Syaikh Muhammad bin Shalih Al-‘Utsaimin meringkas syarat-syarat ini:
1. Tidak ada kemungkaran di tempat undangan. Namun bila ada kemungkaran dan orang (yang diundang tersebut) mampu menghilangkannya maka ia wajib datang dengan dua alasan. Pertama untuk memenuhi undangan itu sendiri. Kedua mengingkari kemungkaran. Adapun jika tidak mungkin baginya menghilangkan kemungkaran tersebut maka hukumnya haram mendatanginya.
2. Orang yang mengundang bukanlah orang yang sedang diboikot. Seperti orang yang terang-terangan melakukan kefasikan atau kemaksiatan. Terkadang dengan boikot dapat memberi pelajaran bagi pelaku maksiat untuk segera bertaubat dari perbuatannya.
3. Orang yang mengundang, seorang muslim. Jika yang mengundang non muslim maka tidak wajib datang. Berdasarkan sabda Nabi shallallahu’alaihi wasallam, “Hak seorang muslim atas muslim yang lain…”
4. Makanan yang dihidangkan, makanan yang halal yang boleh dimakan.
5. Saat memenuhi undangan tidak mengabaikan kewajiban yang lain atau bahkan kewajiban yang lebih wajib.
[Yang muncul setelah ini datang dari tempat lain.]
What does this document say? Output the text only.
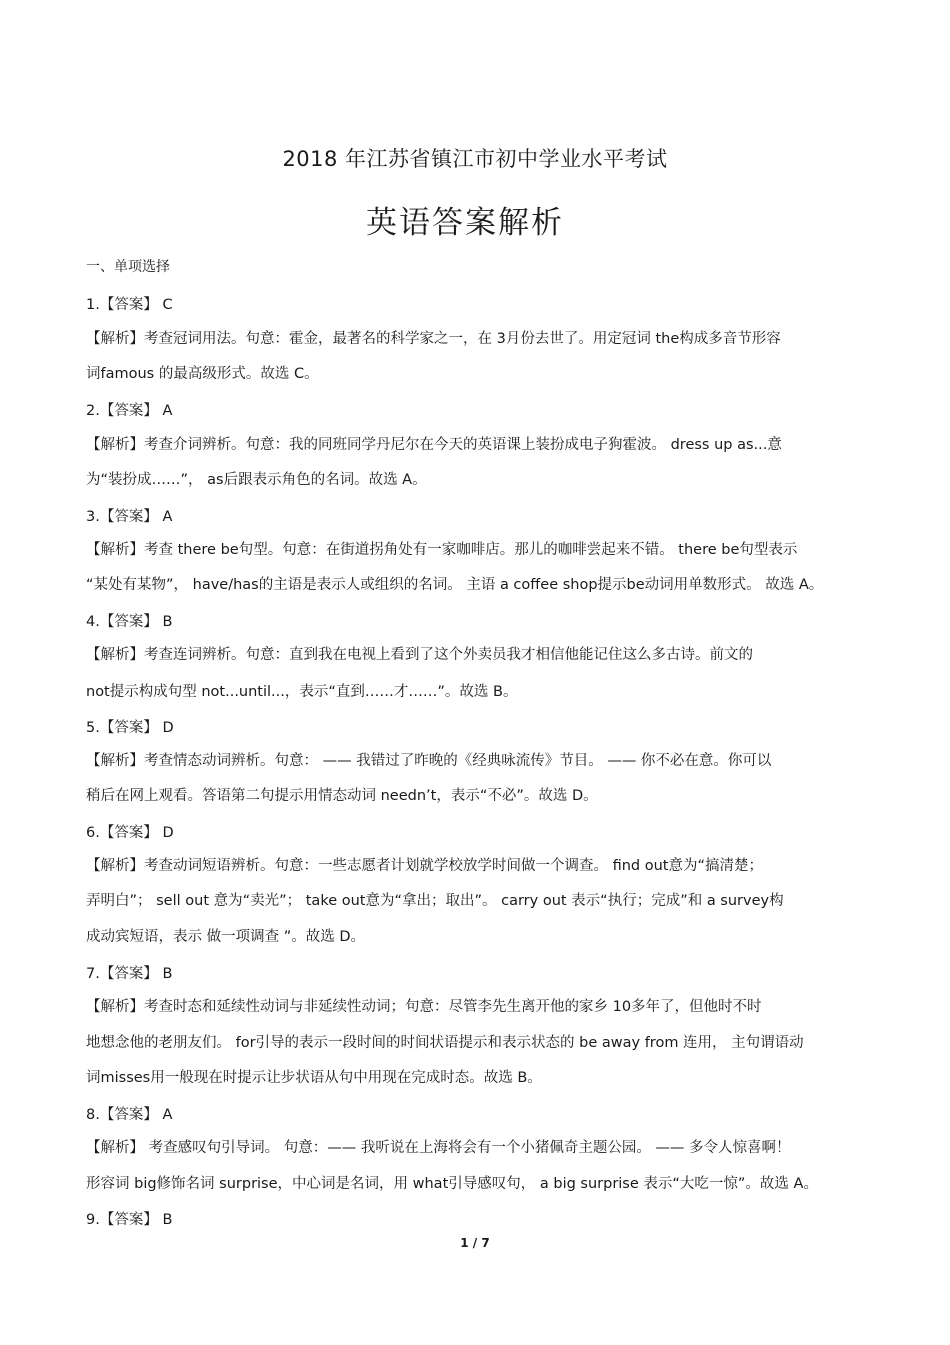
2018 年江苏省镇江市初中学业水平考试
英语答案解析
一、单项选择
1.【答案】 C
【解析】考查冠词用法。句意：霍金，最著名的科学家之一，在 3月份去世了。用定冠词 the构成多音节形容
词famous 的最高级形式。故选 C。
2.【答案】 A
【解析】考查介词辨析。句意：我的同班同学丹尼尔在今天的英语课上装扮成电子狗霍波。 dress up as...意
为“装扮成……”， as后跟表示角色的名词。故选 A。
3.【答案】 A
【解析】考查 there be句型。句意：在街道拐角处有一家咖啡店。那儿的咖啡尝起来不错。 there be句型表示
“某处有某物”， have/has的主语是表示人或组织的名词。 主语 a coffee shop提示be动词用单数形式。 故选 A。
4.【答案】 B
【解析】考查连词辨析。句意：直到我在电视上看到了这个外卖员我才相信他能记住这么多古诗。前文的
not提示构成句型 not...until...，表示“直到……才……”。故选 B。
5.【答案】 D
【解析】考查情态动词辨析。句意： —— 我错过了昨晚的《经典咏流传》节目。 —— 你不必在意。你可以
稍后在网上观看。答语第二句提示用情态动词 needn’t，表示“不必”。故选 D。
6.【答案】 D
【解析】考查动词短语辨析。句意：一些志愿者计划就学校放学时间做一个调查。 find out意为“搞清楚；
弄明白”； sell out 意为“卖光”； take out意为“拿出；取出”。 carry out 表示“执行；完成”和 a survey构
成动宾短语，表示 做一项调查 ”。故选 D。
7.【答案】 B
【解析】考查时态和延续性动词与非延续性动词；句意：尽管李先生离开他的家乡 10多年了，但他时不时
地想念他的老朋友们。 for引导的表示一段时间的时间状语提示和表示状态的 be away from 连用， 主句谓语动
词misses用一般现在时提示让步状语从句中用现在完成时态。故选 B。
8.【答案】 A
【解析】 考查感叹句引导词。 句意：—— 我听说在上海将会有一个小猪佩奇主题公园。 —— 多令人惊喜啊！
形容词 big修饰名词 surprise，中心词是名词，用 what引导感叹句， a big surprise 表示“大吃一惊”。故选 A。
9.【答案】 B
1 / 7
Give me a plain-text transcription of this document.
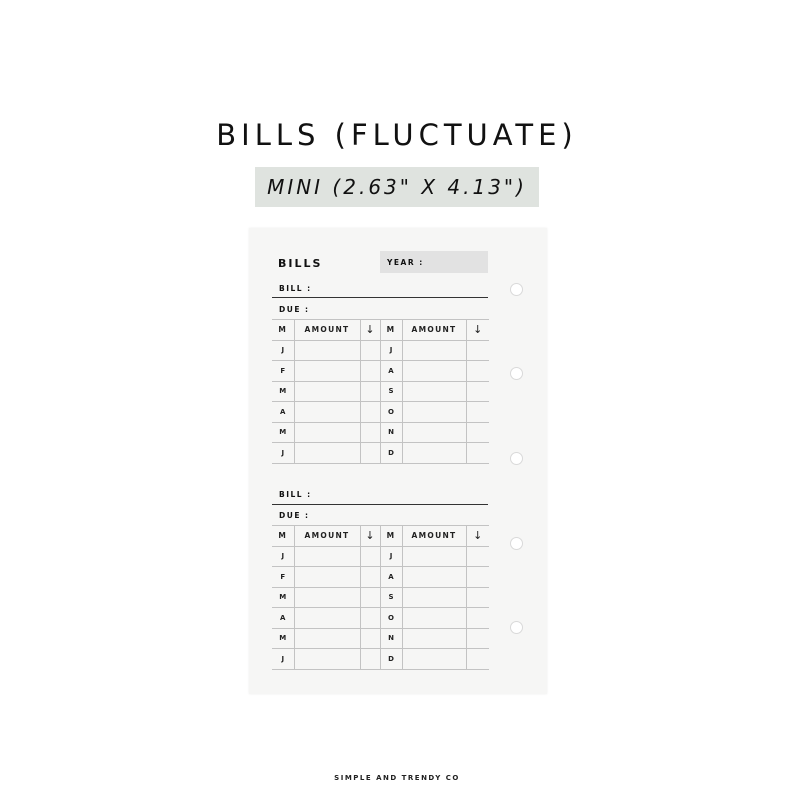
BILLS (FLUCTUATE)
MINI (2.63" X 4.13")
BILLS	YEAR :
BILL :
DUE :
M	AMOUNT	↓	M	AMOUNT	↓
J			J		
F			A		
M			S		
A			O		
M			N		
J			D		
BILL :
DUE :
M	AMOUNT	↓	M	AMOUNT	↓
J			J		
F			A		
M			S		
A			O		
M			N		
J			D		
SIMPLE AND TRENDY CO
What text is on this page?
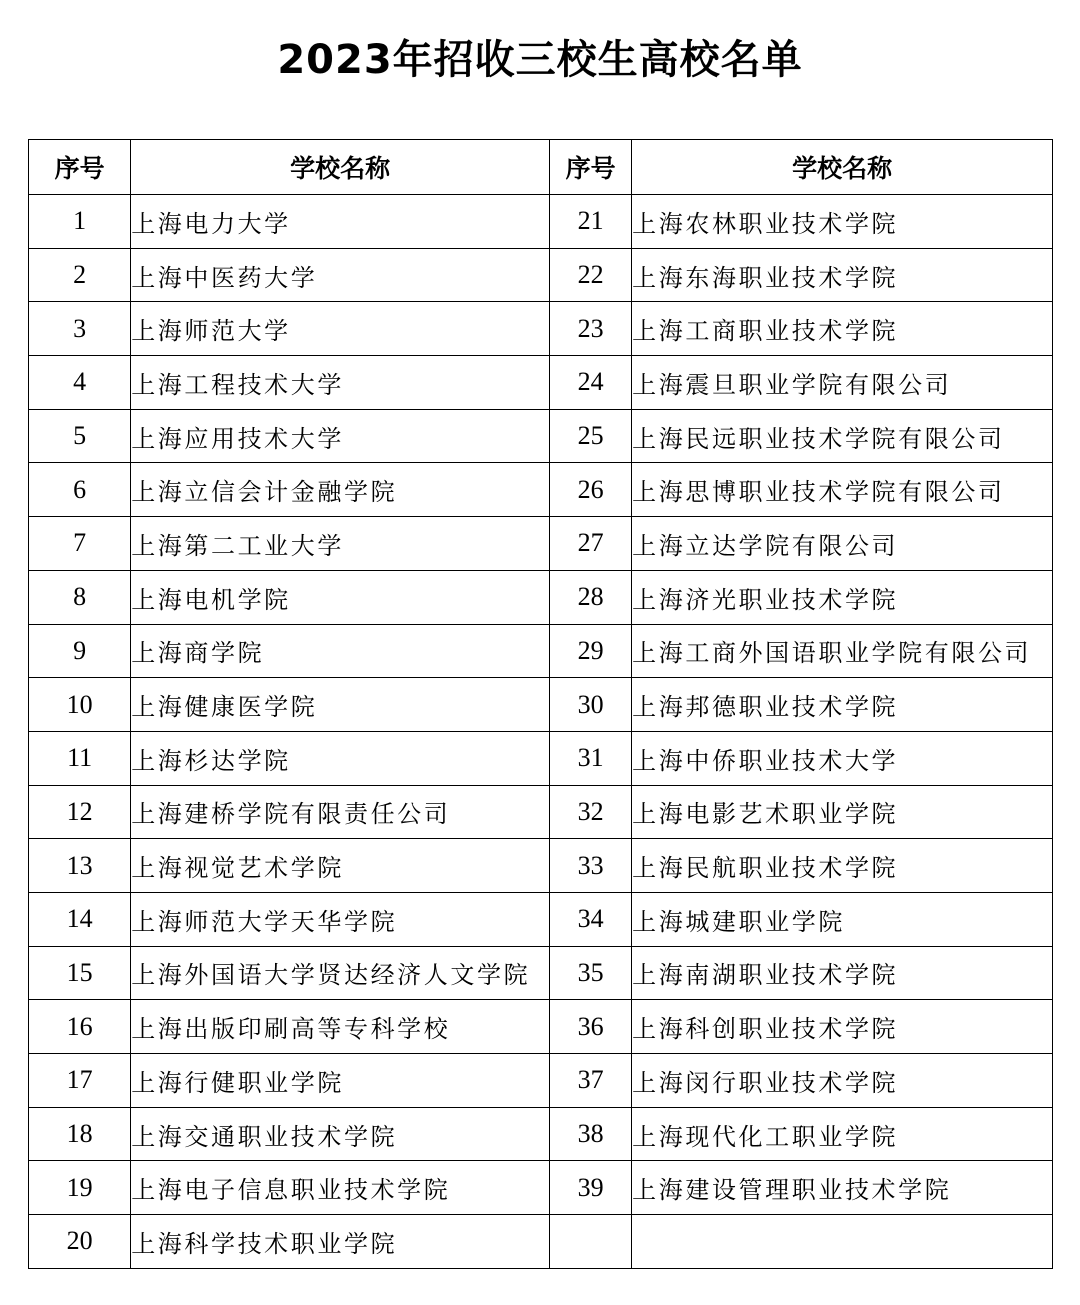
2023年招收三校生高校名单
序号	学校名称	序号	学校名称
1	上海电力大学	21	上海农林职业技术学院
2	上海中医药大学	22	上海东海职业技术学院
3	上海师范大学	23	上海工商职业技术学院
4	上海工程技术大学	24	上海震旦职业学院有限公司
5	上海应用技术大学	25	上海民远职业技术学院有限公司
6	上海立信会计金融学院	26	上海思博职业技术学院有限公司
7	上海第二工业大学	27	上海立达学院有限公司
8	上海电机学院	28	上海济光职业技术学院
9	上海商学院	29	上海工商外国语职业学院有限公司
10	上海健康医学院	30	上海邦德职业技术学院
11	上海杉达学院	31	上海中侨职业技术大学
12	上海建桥学院有限责任公司	32	上海电影艺术职业学院
13	上海视觉艺术学院	33	上海民航职业技术学院
14	上海师范大学天华学院	34	上海城建职业学院
15	上海外国语大学贤达经济人文学院	35	上海南湖职业技术学院
16	上海出版印刷高等专科学校	36	上海科创职业技术学院
17	上海行健职业学院	37	上海闵行职业技术学院
18	上海交通职业技术学院	38	上海现代化工职业学院
19	上海电子信息职业技术学院	39	上海建设管理职业技术学院
20	上海科学技术职业学院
Jika ini terjadi, haram memenuhi undangan tersebut.
6. Tidak menimbulkan efek negatif bagi orang yang diudang. Seperti udangan yang mengharuskan safar atau mengharuskan perpisahan dengan keluarga sementara mereka membutuhkan keberadaanya di rumah dan dampak buruk lain yang semisal. (Al-Qaul Al-Mufid, 3:111)
Sebagian ulama menambahkan syarat lain,
Orang yang mengundang mengkhususkan nama yang akan diundang. Berbeda jika undangan terbuka, diperuntukkan secara umum untuk semua yang berada dalam satu majlis –misalnya- untuk mendatangi walimah sementara ia salah satu yang hadir di majlis tersebut maka hukumnya tidak wajib datang.